Most of what is written about “great communication” is anecdote. A clever ad. A surprising stunt. A leader who said the right thing at the right moment. The anecdotes are not wrong — they are accurate descriptions of memorable moments — but they tend to leave the reader without any tools for repeating them. Reading them is like watching a magician without ever learning the trick.
These case studies are different. Each one is a moment in which a communicator, knowingly or not, navigated the three gates and engaged the five drivers in a way that produced disproportionate attention — and held it long enough to matter. The point of reading them is not to admire. It is to learn what was actually done, in framework terms, so it can be done again.
The case studies
- Case Study 01 Volvo Trucks — The Epic Split Jean-Claude Van Damme, the splits between two reversing trucks, and the engineering claim that travelled the world. A masterclass in how restraint earns more attention than noise.

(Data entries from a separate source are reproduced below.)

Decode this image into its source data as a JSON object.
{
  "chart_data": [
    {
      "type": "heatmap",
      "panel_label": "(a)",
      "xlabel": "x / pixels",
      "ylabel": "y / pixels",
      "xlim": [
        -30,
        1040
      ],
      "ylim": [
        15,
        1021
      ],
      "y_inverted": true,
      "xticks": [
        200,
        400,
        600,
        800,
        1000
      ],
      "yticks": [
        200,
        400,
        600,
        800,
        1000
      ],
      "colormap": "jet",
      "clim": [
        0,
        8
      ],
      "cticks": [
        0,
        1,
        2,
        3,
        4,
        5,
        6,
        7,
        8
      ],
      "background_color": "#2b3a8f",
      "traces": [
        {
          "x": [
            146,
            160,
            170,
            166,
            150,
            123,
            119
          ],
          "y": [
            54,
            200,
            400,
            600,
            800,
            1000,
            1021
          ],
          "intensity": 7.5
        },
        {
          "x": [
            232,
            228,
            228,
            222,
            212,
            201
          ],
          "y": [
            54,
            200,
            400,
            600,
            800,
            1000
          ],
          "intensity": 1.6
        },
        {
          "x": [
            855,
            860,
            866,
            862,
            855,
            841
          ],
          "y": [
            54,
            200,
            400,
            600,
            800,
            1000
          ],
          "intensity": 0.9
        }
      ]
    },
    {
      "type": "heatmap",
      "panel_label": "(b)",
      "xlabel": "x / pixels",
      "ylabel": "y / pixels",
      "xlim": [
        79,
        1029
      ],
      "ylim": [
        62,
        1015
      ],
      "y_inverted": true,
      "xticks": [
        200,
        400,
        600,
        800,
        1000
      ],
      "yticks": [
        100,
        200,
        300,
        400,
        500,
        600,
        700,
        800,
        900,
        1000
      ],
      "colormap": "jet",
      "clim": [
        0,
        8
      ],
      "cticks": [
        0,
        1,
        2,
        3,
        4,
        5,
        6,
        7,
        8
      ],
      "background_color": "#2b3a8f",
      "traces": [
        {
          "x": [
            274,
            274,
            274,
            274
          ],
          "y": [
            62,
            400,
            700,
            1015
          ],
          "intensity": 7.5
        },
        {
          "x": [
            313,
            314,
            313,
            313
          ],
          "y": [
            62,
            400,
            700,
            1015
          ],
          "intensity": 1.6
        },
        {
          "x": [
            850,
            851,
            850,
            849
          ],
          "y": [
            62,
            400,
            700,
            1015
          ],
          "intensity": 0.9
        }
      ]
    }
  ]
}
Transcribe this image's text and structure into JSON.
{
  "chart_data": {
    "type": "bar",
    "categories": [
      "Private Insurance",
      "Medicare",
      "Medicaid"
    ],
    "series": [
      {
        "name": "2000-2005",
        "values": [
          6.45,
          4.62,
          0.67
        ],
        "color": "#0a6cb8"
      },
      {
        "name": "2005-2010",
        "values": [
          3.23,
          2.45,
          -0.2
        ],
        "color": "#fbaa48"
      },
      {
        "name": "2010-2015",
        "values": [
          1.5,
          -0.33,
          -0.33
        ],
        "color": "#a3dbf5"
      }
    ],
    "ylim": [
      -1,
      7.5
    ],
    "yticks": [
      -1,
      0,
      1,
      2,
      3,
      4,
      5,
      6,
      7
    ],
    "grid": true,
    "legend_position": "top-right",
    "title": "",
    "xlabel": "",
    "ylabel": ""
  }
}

- Case Study 02 Spotify — NATURE as a Featured Artist How a precise change to platform metadata made a rainforest into a credited artist, and turned ambient listening into conservation funding.
- Case Study 03 Operation Fortitude Inflatable tanks. A Spanish fantasist with twenty-seven imaginary friends. A disgraced general lending his reputation to a phantom army. The largest misdirection in history.
- Case Study 04 Cadbury’s Gorilla No chocolate, no product shot, no voiceover. Ninety seconds of a gorilla, a drum kit, and Phil Collins — and the rehabilitation of a brand in crisis.
- Case Study 05 The Kennedy–Nixon Debate Same words, same arguments. Radio listeners thought Nixon won. Television viewers thought Kennedy won by a landslide. How the medium changed which drivers mattered.
- Case Study 06 Jaguar — A Cautionary Tale In November 2024, Jaguar killed its own logo. Attention spiked. Sales did not. A study in confusing noise with signal.
- Case Study 07 International Orange The colour that refuses to be ignored. The Golden Gate Bridge, the X-1, NASA’s pumpkin suits — and the colour you’re reading right now.